3. Scientific Skincare: Basic Protection
● Gentle Cleansing: Wash your face with warm water morning and night to avoid over-cleansing that damages the skin barrier. For dry skin, choose an amino acid cleanser; for oily skin, occasionally use a low-concentration salicylic acid.
● Strict Sun Protection: UV rays are the primary external cause of skin aging. Use an SPF 30+, PA+++ sunscreen daily, and use physical shielding like a hat and sunglasses.
● Moisturizing and Moisturizing: Choose a lotion or cream based on your skin type. For dry skin, focus on ceramides and hyaluronic acid; for sensitive skin, avoid irritating ingredients like alcohol and fragrances.
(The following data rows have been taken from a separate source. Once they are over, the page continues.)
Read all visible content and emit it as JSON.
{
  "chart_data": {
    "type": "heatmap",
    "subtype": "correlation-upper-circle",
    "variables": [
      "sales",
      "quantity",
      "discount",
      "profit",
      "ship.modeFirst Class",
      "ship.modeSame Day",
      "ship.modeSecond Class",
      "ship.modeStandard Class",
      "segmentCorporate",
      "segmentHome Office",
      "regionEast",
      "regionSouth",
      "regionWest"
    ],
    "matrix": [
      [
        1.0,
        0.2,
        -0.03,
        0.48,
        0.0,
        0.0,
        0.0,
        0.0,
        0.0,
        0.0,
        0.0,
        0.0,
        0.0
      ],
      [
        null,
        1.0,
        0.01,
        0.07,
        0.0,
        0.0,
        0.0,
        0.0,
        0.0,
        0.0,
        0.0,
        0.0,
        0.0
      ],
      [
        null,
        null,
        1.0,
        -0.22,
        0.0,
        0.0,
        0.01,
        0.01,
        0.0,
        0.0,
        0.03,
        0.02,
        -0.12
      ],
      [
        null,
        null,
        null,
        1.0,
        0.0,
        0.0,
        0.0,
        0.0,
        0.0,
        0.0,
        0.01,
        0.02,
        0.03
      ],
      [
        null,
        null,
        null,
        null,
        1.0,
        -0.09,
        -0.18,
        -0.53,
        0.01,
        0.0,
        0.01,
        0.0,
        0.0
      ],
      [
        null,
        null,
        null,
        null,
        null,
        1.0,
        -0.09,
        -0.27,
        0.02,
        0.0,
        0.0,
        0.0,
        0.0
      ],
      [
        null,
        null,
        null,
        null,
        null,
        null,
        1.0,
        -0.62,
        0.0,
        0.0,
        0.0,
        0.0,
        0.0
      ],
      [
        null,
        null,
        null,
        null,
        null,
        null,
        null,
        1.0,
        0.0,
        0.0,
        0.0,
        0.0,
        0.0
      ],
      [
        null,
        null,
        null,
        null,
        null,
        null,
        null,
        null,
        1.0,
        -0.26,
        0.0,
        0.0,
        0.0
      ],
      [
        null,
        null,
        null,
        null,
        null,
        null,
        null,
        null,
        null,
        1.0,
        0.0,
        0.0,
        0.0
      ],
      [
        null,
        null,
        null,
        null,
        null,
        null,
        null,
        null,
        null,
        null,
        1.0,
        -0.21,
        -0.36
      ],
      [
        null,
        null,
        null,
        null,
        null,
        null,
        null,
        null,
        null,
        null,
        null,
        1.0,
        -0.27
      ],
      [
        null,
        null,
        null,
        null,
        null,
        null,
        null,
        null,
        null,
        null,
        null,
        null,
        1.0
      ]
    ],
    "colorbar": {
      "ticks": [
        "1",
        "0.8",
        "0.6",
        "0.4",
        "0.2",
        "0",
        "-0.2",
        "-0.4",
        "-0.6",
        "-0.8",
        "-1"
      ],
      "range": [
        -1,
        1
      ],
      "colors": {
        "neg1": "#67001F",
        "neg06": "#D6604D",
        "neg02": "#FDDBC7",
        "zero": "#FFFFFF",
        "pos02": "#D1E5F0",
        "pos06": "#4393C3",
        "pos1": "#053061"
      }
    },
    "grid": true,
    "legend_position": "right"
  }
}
4. Emotions and Exercise: Regulating Internal Circulation
● Relieve Stress: Chronic anxiety and stress can lead to elevated cortisol levels, causing acne, allergies, and other issues. Relax your body and mind through meditation, yoga, and deep breathing.
● Regular Exercise: Do aerobic exercise 3-5 times a week (such as jogging or rope skipping) to promote blood circulation, detoxify, and promote rosy, translucent skin. Wash promptly after exercise to avoid irritation from sweat.
5. Other Detailed Habits
● Drink plenty of water: Consume 1500-2000ml of water daily to maintain skin hydration, but avoid drinking large amounts of water in a short period of time.
● Quit smoking and limit alcohol consumption: Smoking reduces blood oxygen supply to the skin, while alcohol causes dehydration, dilation of capillaries, and worsening redness.
● Change bedding regularly: It's recommended to change pillowcases and towels weekly to reduce the growth of bacteria and mites, and reduce the risk of closed comedones and acne.

Using the above combined treatments, you can typically see significant improvements in skin smoothness and radiance within 2-3 months. Be careful not to seek quick results; excessive exfoliation or the use of harsh ingredients can be counterproductive.